El siglo XIX chileno estuvo atravesado, desde la élite, por la búsqueda de lo nacional, quizás formulada de modo ejemplar por José Victorino Lastarria en su discurso de incorporación a la Sociedad Literaria de Santiago (1842), quien, después de revisar los modelos foráneos, respecto de los cuales recomienda una “prudente imitación”, dice: “No, señores, fuerza es que seamos originales; tenemos dentro de nuestra sociedad todos los elementos para serlo, para convertir nuestra literatura en la expresión auténtica de nuestra nacionalidad. Me preguntáis qué pretendo decir con esto, y os responderé (…) que la nacionalidad de una literatura consiste en que tenga vida propia, en que sea peculiar del pueblo que la posee, conservando fielmente la estampa de su carácter, que reproducirá tanto mejor mientras sea más popular”.

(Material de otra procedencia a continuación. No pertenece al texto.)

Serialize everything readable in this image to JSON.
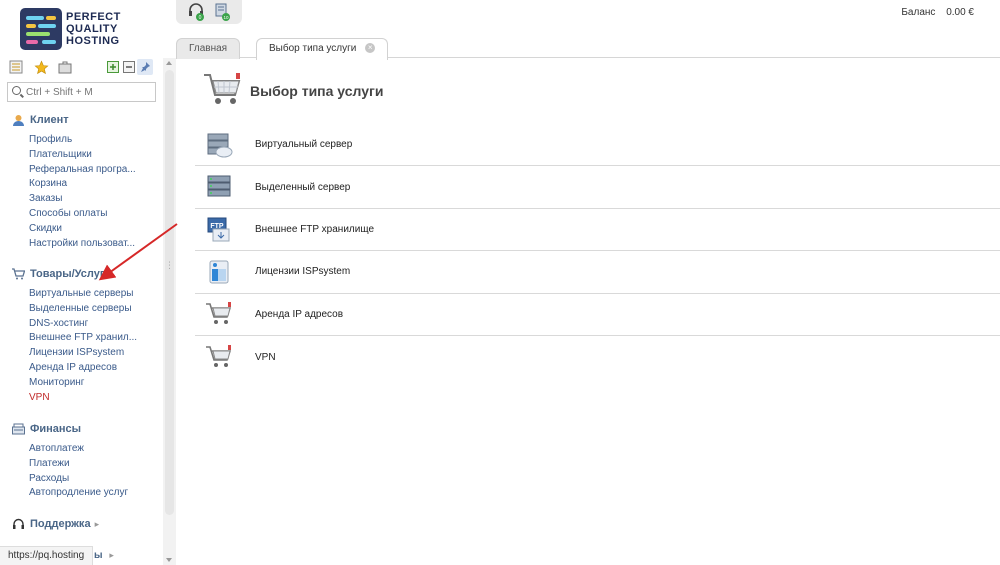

De una manera relativamente análoga (demoraría bastante matizar las diferencias), Jorge Luis Borges, en “El tamaño de mi esperanza” (1926), señala, en su estilo tan diverso, lo siguiente: “A los criollos les quiero hablar: a los hombres que en esta tierra se sienten vivir y morir, no a los que el sol y la luna están en Europa. Tierra de desterrados natos es esta, de nostalgiosos de lo lejano y lo ajeno, ellos son los gringos de veras, autorícelos o no su sangre, y con ellos no habla mi pluma. Quiero conversar con los otros, con los muchachos querencieros y nuestros que no le achican la realidá a este país. Mi argumento de hoy es la patria: lo que hay en ella de presente, de pasado y de venidero. Y conste que lo venidero nunca se anima a ser presente del todo sin antes ensayarse y que ese ensayo es la esperanza. ¡Bendita seas, esperanza, memoria del futuro, olorcito de lo por venir, palote de Dios!”.

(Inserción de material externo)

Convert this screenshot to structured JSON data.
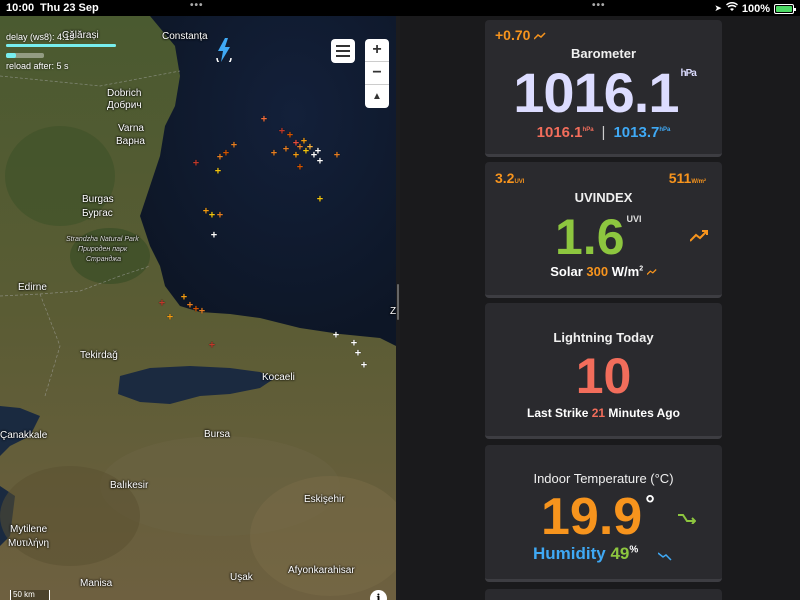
{
  "status_bar": {
    "time": "10:00",
    "date": "Thu 23 Sep",
    "battery": "100%"
  },
  "map": {
    "delay_text": "delay (ws8): 4.1s",
    "reload_text": "reload after: 5 s",
    "scale_text": "50 km",
    "info_label": "i",
    "labels": {
      "calarasi": "Călărași",
      "constanta": "Constanța",
      "dobrich": "Dobrich",
      "dobrich_cyr": "Добрич",
      "varna": "Varna",
      "varna_cyr": "Варна",
      "burgas": "Burgas",
      "burgas_cyr": "Бургас",
      "strandzha": "Strandzha Natural Park",
      "strandzha_cyr": "Природен парк",
      "strandzha_cyr2": "Странджа",
      "edirne": "Edirne",
      "tekirdag": "Tekirdağ",
      "kocaeli": "Kocaeli",
      "canakkale": "Çanakkale",
      "bursa": "Bursa",
      "eskisehir": "Eskişehir",
      "balikesir": "Balıkesir",
      "mytilene": "Mytilene",
      "mytilene_gr": "Μυτιλήνη",
      "manisa": "Manisa",
      "usak": "Uşak",
      "afyon": "Afyonkarahisar",
      "z": "Z"
    }
  },
  "barometer": {
    "delta": "+0.70",
    "title": "Barometer",
    "value": "1016.1",
    "unit": "hPa",
    "low": "1016.1",
    "low_unit": "hPa",
    "separator": "|",
    "high": "1013.7",
    "high_unit": "hPa"
  },
  "uv": {
    "uv_max": "3.2",
    "uv_max_unit": "UVI",
    "solar_max": "511",
    "solar_max_unit": "W/m²",
    "title": "UVINDEX",
    "value": "1.6",
    "unit": "UVI",
    "solar_label": "Solar",
    "solar_value": "300",
    "solar_unit": "W/m",
    "solar_unit_sup": "2"
  },
  "lightning": {
    "title": "Lightning Today",
    "count": "10",
    "last_prefix": "Last Strike",
    "last_value": "21",
    "last_suffix": "Minutes Ago"
  },
  "indoor": {
    "title": "Indoor Temperature (°C)",
    "value": "19.9",
    "deg": "°",
    "humidity_label": "Humidity",
    "humidity_value": "49",
    "humidity_unit": "%"
  },
  "colors": {
    "orange": "#f7941d",
    "blue": "#3fa9f5",
    "green": "#8dc63f",
    "salmon": "#f26d5b",
    "card_bg": "#2a2a2e"
  }
}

Ni uno ni otro estaban ciegos a las dificultades, pero partían de la base de que es posible discernir una idiosincrasia propia de cada pueblo, una esencia que se diferencia de la de otros pueblos, que está ahí, delante de nosotros e inteligible como si fuese una única entelequia que corresponde buscar y desplegar, siéndole siempre fiel.

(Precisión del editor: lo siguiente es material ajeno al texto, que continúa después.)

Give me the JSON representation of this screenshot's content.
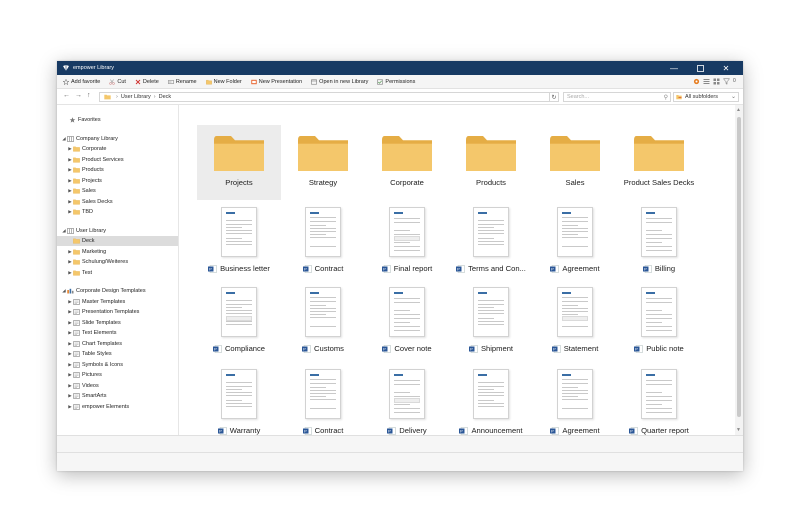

Esa idea de nación o patria no puede ser hoy la misma. Ya fue puesta bajo examen crítico durante la segunda mitad del siglo XX y en nuestros días el sentido de lo nacional puede pactar con componentes exógenos y endógenos que lo transforman en una entidad compleja y mudadiza muy distinta a su interpretación decimonónica.
Después del fracaso de la redefinición propuesta por la Convención Constituyente no cabe retrotraerse meramente hacia el siglo XIX, sino que, aceptando los desafíos pendientes, debe canalizarse un sentido nuevo de lo nacional más abarcante y poroso que, más allá de lo simplemente retórico, se plasme en instituciones concretas.